Qualitative LLM prompt analysis confirms that expert supervision (via prompting for diversity and informed priors) enhances policy variety while preserving task competence.
Implications and Future Directions
This work presents a robust, scalable methodology for training agents capable of zero-shot coordination with partners optimized for distinct reward shapings. It challenges the standard MARL/ZSC assumption of reward congruence and introduces techniques suited for more realistic, heterogeneous-agent multi-agent systems. Practically, this augments the reliability of coordination in domains where reward engineering heterogeneity is inevitable (e.g., human-AI teaming, cross-vendor autonomy).

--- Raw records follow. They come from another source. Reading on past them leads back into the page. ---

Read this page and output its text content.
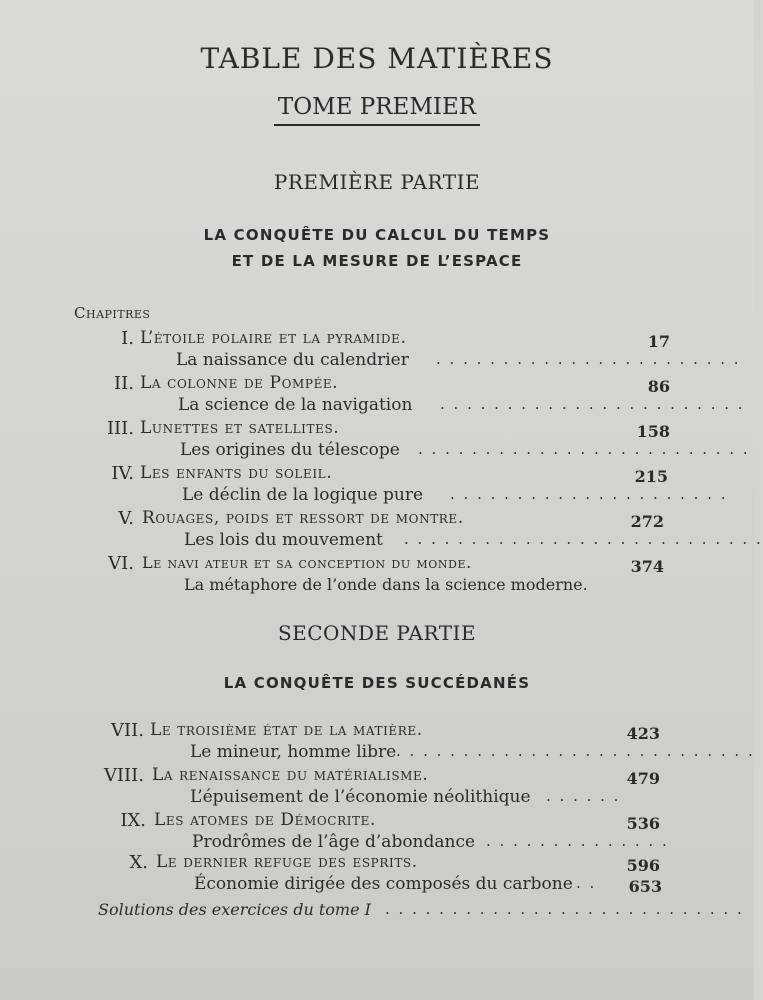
TABLE DES MATIÈRES
TOME PREMIER
PREMIÈRE PARTIE
LA CONQUÊTE DU CALCUL DU TEMPS
ET DE LA MESURE DE L’ESPACE
Chapitres
I. L’étoile polaire et la pyramide.
La naissance du calendrier . . . . . . . . . . . . . . . . . . . . . . .
17
II. La colonne de Pompée.
La science de la navigation . . . . . . . . . . . . . . . . . . . . . . .
86
III. Lunettes et satellites.
Les origines du télescope . . . . . . . . . . . . . . . . . . . . . . . . .
158
IV. Les enfants du soleil.
Le déclin de la logique pure . . . . . . . . . . . . . . . . . . . . .
215
V. Rouages, poids et ressort de montre.
Les lois du mouvement . . . . . . . . . . . . . . . . . . . . . . . . . . .
272
VI. Le navi ateur et sa conception du monde.
La métaphore de l’onde dans la science moderne.
374
SECONDE PARTIE
LA CONQUÊTE DES SUCCÉDANÉS
VII. Le troisième état de la matière.
Le mineur, homme libre . . . . . . . . . . . . . . . . . . . . . . . . . . .
423
VIII. La renaissance du matérialisme.
L’épuisement de l’économie néolithique . . . . . .
479
IX. Les atomes de Démocrite.
Prodrômes de l’âge d’abondance . . . . . . . . . . . . . .
536
X. Le dernier refuge des esprits.
Économie dirigée des composés du carbone . .
596
Solutions des exercices du tome I . . . . . . . . . . . . . . . . . . . . . . . . . . .
653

On the theoretical front, this study invites reconsideration of diversity metrics in policy and reward space as joint objectives for robust generalization, and motivates deeper study of the interplay between reward shaping coverage and population behavioral diversity.
Potential future directions include integrating explicit diversity-promoting regularizers (as suggested for the Surrogate Network), application to richer continuous and high-dimensional environments, and joint optimization over shaping selection and policy learning loops.
Conclusion
Through an ensemble-based methodology leveraging shaping diversity, this paper demonstrates that ZSC in MARL can be made robust to heterogeneity in reward shaping—an essential consideration for real-world deployment. The primary technical finding is that population-based training over diverse shaping spaces yields dominant zero-shot cross-play performance, with the best methods combining diversity sampling with reward-informed selection. This line of work establishes a foundation for future research in heterogeneous multi-agent generalization and coordination.